The process for detecting the presence of serial correlation is fairly straightforward. In effect, you simply check whether a variable is correlated with lagged versions of itself. There are details in that process, but that’s the main idea. The “autocorrelation” function checks the correlation between a variable and different lags of itself, typically presented as a graph. It is common to then look at the correlations (or a plot of them) and see which lag lengths have nonzero correlations. There is also the “partial autocorrelation” function, which in the context of a single varaible looks at the correlation between \(Y_t\) and \(Y_{t-j}\) while controlling for each of the intermediate lags \(Y_{t-1}, ..., Y_{t-j+1}\).
Keep in Mind
- In most languages, there is a dedicated data format for time series data that must be used with time series commands. See Creating a Time Series Dataset.
Also Consider
- The number of nonzero autocorrelations you find can help inform your choice of time-series model, for example how many autoregressive terms to include in an AR Model.
- For further reading on serial correlation, see here
Implementations
The data we use comes from the Federal Reserve’s Economic Database, using the series on U.S. national defense expenditures and gross investment.
Julia
# Load necessary packages
using StatsBase, CSV, DataFrames
# Import (download) data
data = CSV.read(download("https://github.com/LOST-STATS/lost-stats.github.io/raw/source/Time_Series/Data/FDEFX.csv"), DataFrame)
# Estimate autocorrelation function (lags 1-12)
acfx = autocor(data.FDEFX, 1:12)
# Estimate partial autocorrelation function (lags 1-12)
pacfx = pacf(data.FDEFX, 1:12)
Python
import pandas as pd
import statsmodels.api as sm
d = pd.read_csv('https://github.com/LOST-STATS/lost-stats.github.io/raw/source/Time_Series/Data/FDEFX.csv')
# Plot the ACF
sm.graphics.tsa.plot_acf(d['FDEFX'])
# Plot the PACF
sm.graphics.tsa.plot_pacf(d['FDEFX'])
# The PACF shows that, while defense expenditures are correlated with defense expenditures
# many periods ago (as shown in the ACF), all of that is explained by a one-period lag.
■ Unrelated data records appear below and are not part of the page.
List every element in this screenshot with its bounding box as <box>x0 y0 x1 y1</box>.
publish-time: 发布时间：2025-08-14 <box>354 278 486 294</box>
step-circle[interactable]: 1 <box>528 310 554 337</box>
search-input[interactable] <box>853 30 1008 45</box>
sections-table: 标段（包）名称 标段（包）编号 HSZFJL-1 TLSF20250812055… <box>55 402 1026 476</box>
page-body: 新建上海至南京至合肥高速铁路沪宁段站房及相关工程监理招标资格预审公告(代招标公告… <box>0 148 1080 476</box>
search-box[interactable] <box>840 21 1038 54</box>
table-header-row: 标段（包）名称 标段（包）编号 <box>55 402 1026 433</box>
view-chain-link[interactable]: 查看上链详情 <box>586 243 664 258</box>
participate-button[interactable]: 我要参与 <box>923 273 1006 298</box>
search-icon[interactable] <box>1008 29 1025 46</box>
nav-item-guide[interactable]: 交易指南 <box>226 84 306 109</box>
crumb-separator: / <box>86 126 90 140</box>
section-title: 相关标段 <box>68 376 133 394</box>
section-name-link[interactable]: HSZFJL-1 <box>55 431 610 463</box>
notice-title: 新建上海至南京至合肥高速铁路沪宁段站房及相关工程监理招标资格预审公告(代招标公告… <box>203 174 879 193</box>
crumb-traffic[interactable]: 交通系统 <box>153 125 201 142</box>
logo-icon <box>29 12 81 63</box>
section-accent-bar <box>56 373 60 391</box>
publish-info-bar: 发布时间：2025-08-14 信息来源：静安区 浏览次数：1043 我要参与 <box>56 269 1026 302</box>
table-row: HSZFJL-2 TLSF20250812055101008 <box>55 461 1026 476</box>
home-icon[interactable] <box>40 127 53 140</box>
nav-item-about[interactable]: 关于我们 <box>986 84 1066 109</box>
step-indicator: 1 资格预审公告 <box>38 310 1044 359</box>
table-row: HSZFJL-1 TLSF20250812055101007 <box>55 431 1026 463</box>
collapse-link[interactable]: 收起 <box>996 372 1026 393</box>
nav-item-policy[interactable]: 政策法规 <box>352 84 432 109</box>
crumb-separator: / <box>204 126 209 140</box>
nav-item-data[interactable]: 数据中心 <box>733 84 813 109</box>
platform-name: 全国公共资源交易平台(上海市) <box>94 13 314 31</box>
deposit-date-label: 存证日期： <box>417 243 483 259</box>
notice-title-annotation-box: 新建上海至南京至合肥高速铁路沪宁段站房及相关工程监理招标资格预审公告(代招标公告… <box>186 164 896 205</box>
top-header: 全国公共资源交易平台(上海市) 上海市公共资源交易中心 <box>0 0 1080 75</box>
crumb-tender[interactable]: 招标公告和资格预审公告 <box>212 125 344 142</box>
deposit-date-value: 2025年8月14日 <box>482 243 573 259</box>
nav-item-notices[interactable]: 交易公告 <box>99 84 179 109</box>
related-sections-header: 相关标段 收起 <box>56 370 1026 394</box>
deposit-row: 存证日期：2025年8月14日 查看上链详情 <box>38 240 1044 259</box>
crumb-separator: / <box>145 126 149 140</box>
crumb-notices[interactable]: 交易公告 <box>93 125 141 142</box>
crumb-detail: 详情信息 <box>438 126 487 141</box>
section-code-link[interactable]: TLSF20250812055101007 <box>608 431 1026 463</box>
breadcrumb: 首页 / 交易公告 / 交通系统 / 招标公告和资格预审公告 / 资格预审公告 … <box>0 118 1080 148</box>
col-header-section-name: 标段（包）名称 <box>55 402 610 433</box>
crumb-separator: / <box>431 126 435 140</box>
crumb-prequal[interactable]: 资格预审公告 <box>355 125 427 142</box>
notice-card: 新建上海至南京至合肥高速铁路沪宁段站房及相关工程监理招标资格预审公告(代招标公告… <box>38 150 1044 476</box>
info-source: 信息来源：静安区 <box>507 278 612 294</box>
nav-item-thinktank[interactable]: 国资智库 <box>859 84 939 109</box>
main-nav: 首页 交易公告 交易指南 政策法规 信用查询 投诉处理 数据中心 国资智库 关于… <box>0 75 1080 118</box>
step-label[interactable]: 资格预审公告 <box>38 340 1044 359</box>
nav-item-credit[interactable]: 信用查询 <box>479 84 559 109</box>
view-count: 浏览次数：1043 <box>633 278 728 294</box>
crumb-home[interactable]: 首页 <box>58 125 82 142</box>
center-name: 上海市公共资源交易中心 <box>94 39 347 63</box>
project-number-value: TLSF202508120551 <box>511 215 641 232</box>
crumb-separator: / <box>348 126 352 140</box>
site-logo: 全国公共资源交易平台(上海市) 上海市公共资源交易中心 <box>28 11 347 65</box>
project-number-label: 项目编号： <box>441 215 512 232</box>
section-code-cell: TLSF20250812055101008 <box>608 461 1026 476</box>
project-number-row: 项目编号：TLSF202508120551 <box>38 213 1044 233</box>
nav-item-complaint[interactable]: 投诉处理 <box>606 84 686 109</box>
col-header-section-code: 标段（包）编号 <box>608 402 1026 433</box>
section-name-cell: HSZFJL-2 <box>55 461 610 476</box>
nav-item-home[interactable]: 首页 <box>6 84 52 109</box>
# The rest of the effect is *through* that one-period lag.
R
Base-R has a well-rounded set of time series functions, including acf()
and pacf()
.
# load in data, pick a variable, and make sure it is in time series format
gov <- read.csv("https://github.com/LOST-STATS/lost-stats.github.io/raw/source/Time_Series/Data/FDEFX.csv")
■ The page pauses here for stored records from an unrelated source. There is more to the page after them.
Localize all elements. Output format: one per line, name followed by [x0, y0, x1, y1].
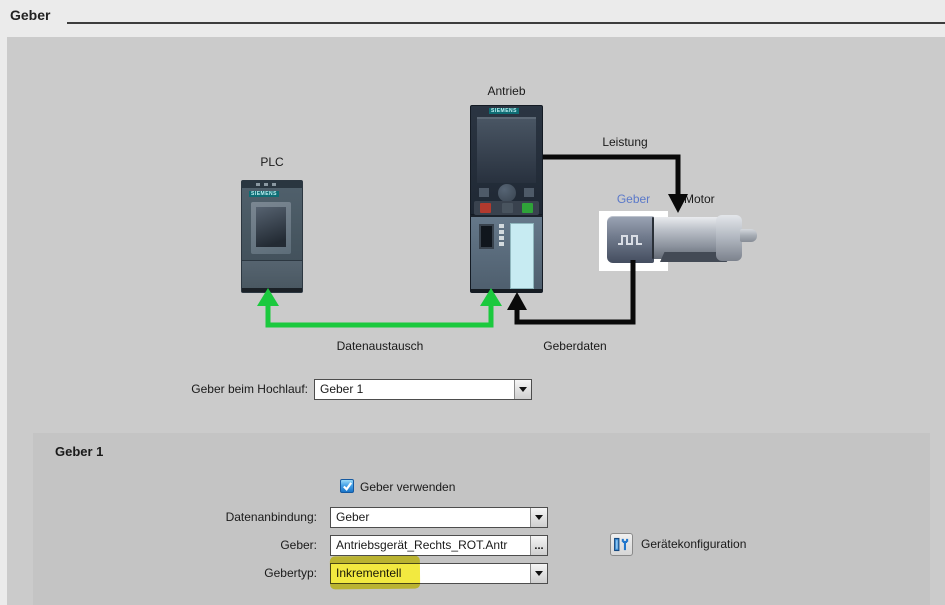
plc-lower-module [242, 260, 302, 288]
chevron-down-icon [519, 387, 527, 392]
motor-label: Motor [684, 192, 715, 206]
plc-display-screen [256, 207, 286, 247]
datenanbindung-label: Datenanbindung: [225, 510, 317, 524]
drive-brand-label: SIEMENS [489, 108, 520, 114]
gebertyp-dropdown[interactable]: Inkrementell [330, 563, 548, 584]
plc-base [242, 288, 302, 292]
chevron-down-icon [535, 515, 543, 520]
gebertyp-dropdown-button[interactable] [530, 564, 547, 583]
geber-ref-browse-button[interactable]: ... [530, 536, 547, 555]
drive-base [471, 289, 542, 292]
antrieb-label: Antrieb [487, 84, 526, 98]
geber-verwenden-checkbox[interactable] [340, 479, 354, 493]
device-configuration-button[interactable] [610, 533, 633, 556]
drive-green-button [522, 203, 533, 213]
ellipsis-icon: ... [534, 539, 544, 552]
device-configuration-label[interactable]: Gerätekonfiguration [641, 533, 746, 556]
plc-top-strip [242, 181, 302, 188]
encoder-motor-joint [652, 217, 654, 259]
geber-ref-label: Geber: [280, 538, 317, 552]
gebertyp-label: Gebertyp: [264, 566, 317, 580]
geber-beim-hochlauf-value: Geber 1 [320, 382, 364, 396]
plc-device-graphic: SIEMENS [241, 180, 303, 293]
geber-ref-field[interactable]: Antriebsgerät_Rechts_ROT.Antr ... [330, 535, 548, 556]
check-icon [342, 481, 352, 491]
drive-front-panel [510, 223, 534, 289]
geber-ref-value: Antriebsgerät_Rechts_ROT.Antr [336, 538, 508, 552]
plc-display-bezel [251, 202, 291, 254]
drive-operator-panel-graphic: SIEMENS [470, 105, 543, 215]
drive-connector [479, 224, 494, 249]
title-divider [67, 22, 945, 24]
drive-display-screen [477, 117, 536, 183]
geberdaten-label: Geberdaten [543, 339, 607, 353]
pulse-wave-icon [618, 235, 642, 245]
datenanbindung-dropdown-button[interactable] [530, 508, 547, 527]
motor-endcap-graphic [716, 215, 742, 261]
plc-brand-label: SIEMENS [249, 191, 280, 197]
gebertyp-value: Inkrementell [336, 566, 402, 580]
page-title: Geber [10, 7, 51, 23]
chevron-down-icon [535, 571, 543, 576]
geber-verwenden-label: Geber verwenden [360, 480, 456, 494]
drive-control-buttons [474, 201, 539, 215]
datenanbindung-value: Geber [336, 510, 370, 524]
plc-label: PLC [260, 155, 284, 169]
drive-gray-button [502, 203, 513, 213]
geber-beim-hochlauf-dropdown[interactable]: Geber 1 [314, 379, 532, 400]
datenaustausch-label: Datenaustausch [336, 339, 424, 353]
drive-knob [498, 184, 516, 202]
device-configuration-icon [614, 537, 629, 552]
drive-red-button [480, 203, 491, 213]
geber-diagram-label: Geber [616, 192, 651, 206]
drive-button-row [471, 184, 542, 202]
drive-power-module-graphic [470, 215, 543, 293]
geber-beim-hochlauf-dropdown-button[interactable] [514, 380, 531, 399]
encoder-device-graphic [607, 216, 654, 263]
motor-shaft-graphic [740, 229, 757, 242]
leistung-label: Leistung [602, 135, 648, 149]
datenanbindung-dropdown[interactable]: Geber [330, 507, 548, 528]
drive-status-leds [499, 224, 504, 246]
geber-beim-hochlauf-label: Geber beim Hochlauf: [191, 382, 308, 396]
geber1-section-title: Geber 1 [55, 444, 104, 459]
ts_def <- ts(gov$FDEFX, start=c(1959), end=c(2020), frequency = 1)
# now run the time series data through the autocorrelation function acf()
# which will also produce a plot
acf(ts_def, plot=TRUE, main="Defense Expenditures and Investment, Autocorrelation")
acf(ts_def, plot=FALSE, main="Defense Expenditures and Investment, Autocorrelation")
# or pacf() for a partial autocorrelation
pacf(ts_def, plot=TRUE, main="Defense Expenditures and Investment, Autocorrelation")
# The PACF shows that, while defense expenditures are correlated with defense expenditures
# many periods ago (as shown in the ACF), all of that is explained by a one-period lag.
# The rest of the effect is *through* that one-period lag.
Stata
import delimited "https://github.com/LOST-STATS/lost-stats.github.io/raw/source/Time_Series/Data/FDEFX.csv", clear
* Set the date variable to be quarterly date data
* with qofd picking the quarter from the actual date
g quarter = qofd(date(date, "YMD"))
* tell Stata this is time series data
* Specifically, quarterly data
tsset quarter, quarterly
* Get both the autocorrelation and partial autocorrelation
* (with a text-based graph)
corrgram fdefx
* The PACF shows that, while defense expenditures are correlated with defense expenditures
* many periods ago (as shown in the ACF), all of that is explained by a one-period lag.
* The rest of the effect is *through* that one-period lag.